Overzicht geschiktheid plangebied voor soortgroepen en te nemen vervolgstappen (bron: Econsultancy)
Op basis van onderhavige quickscan dient voor uitvoering van de plannen duidelijkheid te zijn verkregen over het gebruik van het plangebied door hazelworm, levendbarende hagedis en in het geval dat de bomenlaan aan de oostzijde van het plangebied niet zijn aaneengesloten struktuur behoudt vliegroutes van vleermuizen. Dit kan middels een nader onderzoek waarbij de aanwezigheid van deze soorten en/of de aanwezigheid van een vliegroute kan worden vastgesteld dan wel uitgesloten. Voor de hazelworm en levendbarende hagedis geldt dat werkzaamheden ook kunnen worden uitgevoerd in de vrijstellingsperiode. Aanbevolen wordt om in dat geval voor uitvoering van de verstorende werkzaamheden een inspectie te laten uitvoeren door een ter zake kundige ecoloog. Echter het planvoornemen voorziet niet in aantasting van de bomenlaan aan de oostzijde van het plangebied en blijft de aaneengelsoten struktuur behouden voor vliegroutes van vleermuizen. Met het planvoornemen wordt de groenstructuur juist versterkt. Verder worden de werkzaamheden uitgevoerd buiten de vrijstellingsperiode van de hazelworm en levenbarende hagedis, zodat nader onderzoek verder niet noodzakelijk is.

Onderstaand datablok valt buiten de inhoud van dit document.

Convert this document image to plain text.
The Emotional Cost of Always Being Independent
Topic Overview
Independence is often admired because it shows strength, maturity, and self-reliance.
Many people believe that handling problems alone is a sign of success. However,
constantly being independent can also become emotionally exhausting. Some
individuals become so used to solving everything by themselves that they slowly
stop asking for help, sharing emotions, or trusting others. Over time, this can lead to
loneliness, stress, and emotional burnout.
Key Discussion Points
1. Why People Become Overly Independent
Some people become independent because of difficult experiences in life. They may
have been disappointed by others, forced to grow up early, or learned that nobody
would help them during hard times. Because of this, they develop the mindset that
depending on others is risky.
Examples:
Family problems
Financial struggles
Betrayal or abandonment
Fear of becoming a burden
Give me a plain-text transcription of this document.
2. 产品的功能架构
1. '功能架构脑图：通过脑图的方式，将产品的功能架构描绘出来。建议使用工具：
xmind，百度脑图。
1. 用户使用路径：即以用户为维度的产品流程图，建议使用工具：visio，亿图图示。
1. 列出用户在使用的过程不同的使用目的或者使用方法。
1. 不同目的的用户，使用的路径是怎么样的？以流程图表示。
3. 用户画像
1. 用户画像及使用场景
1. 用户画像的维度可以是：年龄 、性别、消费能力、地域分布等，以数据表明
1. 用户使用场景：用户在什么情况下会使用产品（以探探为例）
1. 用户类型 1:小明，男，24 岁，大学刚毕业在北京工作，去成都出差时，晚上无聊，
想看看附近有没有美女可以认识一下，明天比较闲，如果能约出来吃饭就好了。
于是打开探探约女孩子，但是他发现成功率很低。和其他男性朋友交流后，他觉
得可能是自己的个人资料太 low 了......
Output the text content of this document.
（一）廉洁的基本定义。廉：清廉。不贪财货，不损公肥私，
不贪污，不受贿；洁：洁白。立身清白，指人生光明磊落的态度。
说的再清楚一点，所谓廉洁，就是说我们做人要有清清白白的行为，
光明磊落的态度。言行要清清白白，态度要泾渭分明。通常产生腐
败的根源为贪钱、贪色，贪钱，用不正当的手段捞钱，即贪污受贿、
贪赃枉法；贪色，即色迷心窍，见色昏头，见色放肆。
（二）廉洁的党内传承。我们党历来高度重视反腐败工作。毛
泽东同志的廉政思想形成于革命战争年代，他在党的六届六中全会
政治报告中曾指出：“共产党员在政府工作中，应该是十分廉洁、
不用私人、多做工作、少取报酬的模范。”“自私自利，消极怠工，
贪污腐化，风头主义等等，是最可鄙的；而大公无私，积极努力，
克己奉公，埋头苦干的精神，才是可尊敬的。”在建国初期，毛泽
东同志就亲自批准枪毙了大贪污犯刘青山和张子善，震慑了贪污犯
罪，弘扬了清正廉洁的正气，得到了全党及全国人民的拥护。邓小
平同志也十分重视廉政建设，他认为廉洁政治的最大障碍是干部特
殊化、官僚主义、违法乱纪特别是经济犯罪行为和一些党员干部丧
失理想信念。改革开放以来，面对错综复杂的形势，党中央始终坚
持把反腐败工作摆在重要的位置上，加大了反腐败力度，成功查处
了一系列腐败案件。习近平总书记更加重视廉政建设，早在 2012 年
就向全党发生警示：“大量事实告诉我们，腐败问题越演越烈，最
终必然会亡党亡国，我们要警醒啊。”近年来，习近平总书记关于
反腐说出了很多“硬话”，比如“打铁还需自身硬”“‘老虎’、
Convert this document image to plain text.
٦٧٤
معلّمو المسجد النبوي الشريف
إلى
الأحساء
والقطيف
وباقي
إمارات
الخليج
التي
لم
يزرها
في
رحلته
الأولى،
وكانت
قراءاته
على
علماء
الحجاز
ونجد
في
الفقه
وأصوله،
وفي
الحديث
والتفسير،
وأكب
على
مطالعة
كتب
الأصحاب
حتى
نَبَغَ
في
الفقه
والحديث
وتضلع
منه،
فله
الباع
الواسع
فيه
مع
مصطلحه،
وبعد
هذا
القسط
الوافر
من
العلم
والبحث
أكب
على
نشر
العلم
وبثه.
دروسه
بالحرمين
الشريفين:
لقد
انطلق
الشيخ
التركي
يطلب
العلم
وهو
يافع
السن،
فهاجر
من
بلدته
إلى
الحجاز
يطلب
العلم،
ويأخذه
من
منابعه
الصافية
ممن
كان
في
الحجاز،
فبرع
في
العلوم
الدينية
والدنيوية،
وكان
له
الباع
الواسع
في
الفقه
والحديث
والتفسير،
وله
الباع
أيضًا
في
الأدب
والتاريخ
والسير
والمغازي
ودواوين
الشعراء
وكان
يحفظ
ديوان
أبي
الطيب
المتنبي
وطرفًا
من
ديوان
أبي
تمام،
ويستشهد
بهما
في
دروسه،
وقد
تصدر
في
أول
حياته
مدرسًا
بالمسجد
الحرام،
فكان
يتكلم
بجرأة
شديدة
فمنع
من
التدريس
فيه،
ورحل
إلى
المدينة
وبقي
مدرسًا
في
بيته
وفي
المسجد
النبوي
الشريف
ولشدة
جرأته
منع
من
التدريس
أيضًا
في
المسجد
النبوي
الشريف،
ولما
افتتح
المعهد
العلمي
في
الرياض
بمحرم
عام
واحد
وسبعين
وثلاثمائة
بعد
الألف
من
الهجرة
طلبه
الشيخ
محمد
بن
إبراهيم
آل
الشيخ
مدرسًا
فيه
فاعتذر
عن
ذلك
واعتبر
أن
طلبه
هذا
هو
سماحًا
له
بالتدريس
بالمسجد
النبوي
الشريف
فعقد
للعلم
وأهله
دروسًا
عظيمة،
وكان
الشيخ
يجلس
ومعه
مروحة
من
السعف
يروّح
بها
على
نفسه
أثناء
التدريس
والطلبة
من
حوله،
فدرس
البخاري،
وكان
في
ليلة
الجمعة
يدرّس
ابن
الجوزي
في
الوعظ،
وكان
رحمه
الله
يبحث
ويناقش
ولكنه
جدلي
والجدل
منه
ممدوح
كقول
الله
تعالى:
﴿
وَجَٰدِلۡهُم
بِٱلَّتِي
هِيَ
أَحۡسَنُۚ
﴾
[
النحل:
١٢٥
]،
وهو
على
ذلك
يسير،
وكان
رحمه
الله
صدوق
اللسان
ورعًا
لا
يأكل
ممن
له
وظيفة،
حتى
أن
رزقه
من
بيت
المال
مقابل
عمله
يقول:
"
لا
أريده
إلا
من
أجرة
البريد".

Ten aanzien van algemene broedvogels kunnen overtredingen worden voorkomen door rekening te houden met het broedseizoen. Globaal kan voor het broedseizoen van algemene broedvogels de periode maart tot half augustus worden aangehouden. Geldend is echter de aanwezigheid van een broedgeval op het moment van ingrijpen.
Voor beschermde soorten behorend tot de overige soortgroepen zijn overtredingen ten aanzien van de Wet natuurbescherming wegens het ontbreken van geschikt habitat, het ontbreken van sporen en/of vanwege een vrijstelling bij ruimtelijke ontwikkeling niet aan de orde. Wel dient rekening te worden gehouden met de algemene zorgplicht.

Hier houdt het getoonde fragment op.